Genentech doubles down on its PhIII Alzheimer’s campaign for crenezumab
Roche’s big biotech group Genentech is doubling down on one of the most prominent drugs in late-stage development for Alzheimer’s. The company is launching a second Phase III study of crenezumab, according to its partners at AC Immune $ACIU, in search of positive data in a field littered with the wreckage of earlier clinical crashes.
Investigators for the CREAD2 study will now set out to recruit 750 patients with prodromal or mild Alzheimer’s to test the drug, another anti-amyloid beta drug designed to sweep out toxic formations that are believed by many to cause the memory-wasting illness.
CREAD2 will start with all the hallmarks expected in an Alzheimer’s study. It failed a mid-stage program, but investigators were able to track a distinct impact on cognitive and functional scores for patients diagnosed with the earliest stages of this disease. Returning to Phase III proved to be a disastrous mistake for Eli Lilly’s solanezumab, a three time loser. But AC Immune has been able to win over believers that this time a pivotal effort can succeed.
Jefferies’ Peter Welford noted that the launch of the second Phase III can now conform to current FDA rules demanding two Phase III studies for an approval. And he outlined the pro-crenezumab argument in a note this morning, comparing Roche’s drug with Lilly’s solanezumab.
(1) Sola targets Abeta monomers only, whereas crenezumab also targets soluble Abeta oligomers, believed by many to be the most neurotoxic, inhibits Abeta aggregation and promotes disaggregation of Abeta plaques; (2) The sola study enrolled mild AD patients (baseline MMSE 20-26) some of whom may already be too advanced, with “treatment” possibly needed years before clinical manifestations appear as prevention. The crenezumab Phase III studies are enrolling milder AD patients, with baseline MMSE 22+ and CDR-GS 0.5 or 1.0. We note that Lilly has now also abandoned an ongoing trial in prodromal AD; (3) Unlike other prominent Abeta antibodies such as aducanumab and sola that have an IgG1 backbone, crenezumab contains an IgG4 backbone. Importantly, this IgG4 backbone results in clearance of Abeta without inducing an inflammatory response, enabling use of higher doses and a better side effect profile. Higher doses should result in increased brain exposure and therefore potentially greater efficacy.

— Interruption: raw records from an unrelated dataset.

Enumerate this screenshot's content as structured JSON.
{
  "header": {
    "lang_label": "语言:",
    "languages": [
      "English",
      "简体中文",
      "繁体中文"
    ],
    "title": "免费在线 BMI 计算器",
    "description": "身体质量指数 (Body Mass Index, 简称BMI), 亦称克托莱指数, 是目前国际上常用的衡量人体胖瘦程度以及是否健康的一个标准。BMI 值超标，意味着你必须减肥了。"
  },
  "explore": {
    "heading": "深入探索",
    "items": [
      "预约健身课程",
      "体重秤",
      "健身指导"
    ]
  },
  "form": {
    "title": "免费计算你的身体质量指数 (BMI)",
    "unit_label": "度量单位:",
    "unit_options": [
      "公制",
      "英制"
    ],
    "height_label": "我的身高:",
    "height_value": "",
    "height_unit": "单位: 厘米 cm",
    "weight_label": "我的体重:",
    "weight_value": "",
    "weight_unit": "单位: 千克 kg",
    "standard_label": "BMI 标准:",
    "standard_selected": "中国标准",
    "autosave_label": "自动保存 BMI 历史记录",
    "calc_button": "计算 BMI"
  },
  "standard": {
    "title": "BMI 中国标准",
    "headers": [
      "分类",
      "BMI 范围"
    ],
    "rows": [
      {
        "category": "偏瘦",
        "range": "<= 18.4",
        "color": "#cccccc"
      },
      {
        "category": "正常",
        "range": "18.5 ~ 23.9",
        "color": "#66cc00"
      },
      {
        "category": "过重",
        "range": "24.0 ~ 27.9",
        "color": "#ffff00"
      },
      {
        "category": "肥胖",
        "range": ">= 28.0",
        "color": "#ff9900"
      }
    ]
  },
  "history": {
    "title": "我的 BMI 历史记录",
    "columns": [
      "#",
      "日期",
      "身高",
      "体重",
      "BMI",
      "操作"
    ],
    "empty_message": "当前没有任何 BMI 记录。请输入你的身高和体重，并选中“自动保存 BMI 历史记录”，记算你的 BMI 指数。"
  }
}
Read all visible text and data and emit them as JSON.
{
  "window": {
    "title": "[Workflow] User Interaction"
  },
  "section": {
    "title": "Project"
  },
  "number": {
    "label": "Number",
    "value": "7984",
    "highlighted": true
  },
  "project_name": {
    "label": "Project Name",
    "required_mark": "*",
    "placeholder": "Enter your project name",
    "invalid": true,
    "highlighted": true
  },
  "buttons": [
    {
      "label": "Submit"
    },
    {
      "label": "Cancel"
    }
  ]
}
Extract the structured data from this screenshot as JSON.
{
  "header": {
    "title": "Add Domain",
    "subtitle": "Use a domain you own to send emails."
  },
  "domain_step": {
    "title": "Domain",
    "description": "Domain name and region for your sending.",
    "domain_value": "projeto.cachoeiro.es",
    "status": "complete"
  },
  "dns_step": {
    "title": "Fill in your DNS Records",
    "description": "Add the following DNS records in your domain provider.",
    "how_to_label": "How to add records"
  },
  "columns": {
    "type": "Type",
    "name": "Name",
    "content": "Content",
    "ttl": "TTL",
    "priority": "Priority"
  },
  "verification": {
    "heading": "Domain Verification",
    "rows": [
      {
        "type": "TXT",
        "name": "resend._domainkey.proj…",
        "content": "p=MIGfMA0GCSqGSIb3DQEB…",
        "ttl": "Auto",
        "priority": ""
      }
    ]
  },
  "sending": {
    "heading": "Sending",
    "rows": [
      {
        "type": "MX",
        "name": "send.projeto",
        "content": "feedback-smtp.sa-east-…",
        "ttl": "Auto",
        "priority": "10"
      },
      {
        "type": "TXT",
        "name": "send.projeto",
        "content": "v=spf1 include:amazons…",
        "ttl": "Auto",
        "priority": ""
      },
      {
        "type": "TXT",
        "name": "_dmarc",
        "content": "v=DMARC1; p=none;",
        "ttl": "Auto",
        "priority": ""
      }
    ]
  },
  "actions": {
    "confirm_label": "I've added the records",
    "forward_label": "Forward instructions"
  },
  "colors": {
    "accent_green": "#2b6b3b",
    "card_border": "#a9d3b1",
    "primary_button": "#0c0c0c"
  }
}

Companies in the field can rely on better diagnostics to actually recruit the right patients. But after 15 years of defeat and disaster in Alzheimer’s R&D, you can also expect to see plenty of skepticism for a drug that already failed human studies.
The litany of setbacks includes Merck’s recent decision to scuttle a Phase III study for the industry-leading BACE drug. But any company which does manage to get a drug across the finish line can look forward to major sales. Millions of Alzheimer’s patients around the world are desperate for some kind of disease modifying therapy.
Jefferies estimates peak sales for a crenezumab at $4.4 billion in 2028, and other analysts would stretch that figure much higher.
Andrea Pfeifer, the CEO of AC Immune, had this to say:
Given the recent disappointing results of other therapies, all of us in the Alzheimer’s community need to redouble our efforts to combat one of society’s biggest challenges. We remain confident about the potential of crenezumab given it is distinct from other beta amyloid antibodies, predominantly blocking oligomers in the brain, and has a clinical development program that is using higher dosing and targeting earlier stages of Alzheimer’s disease.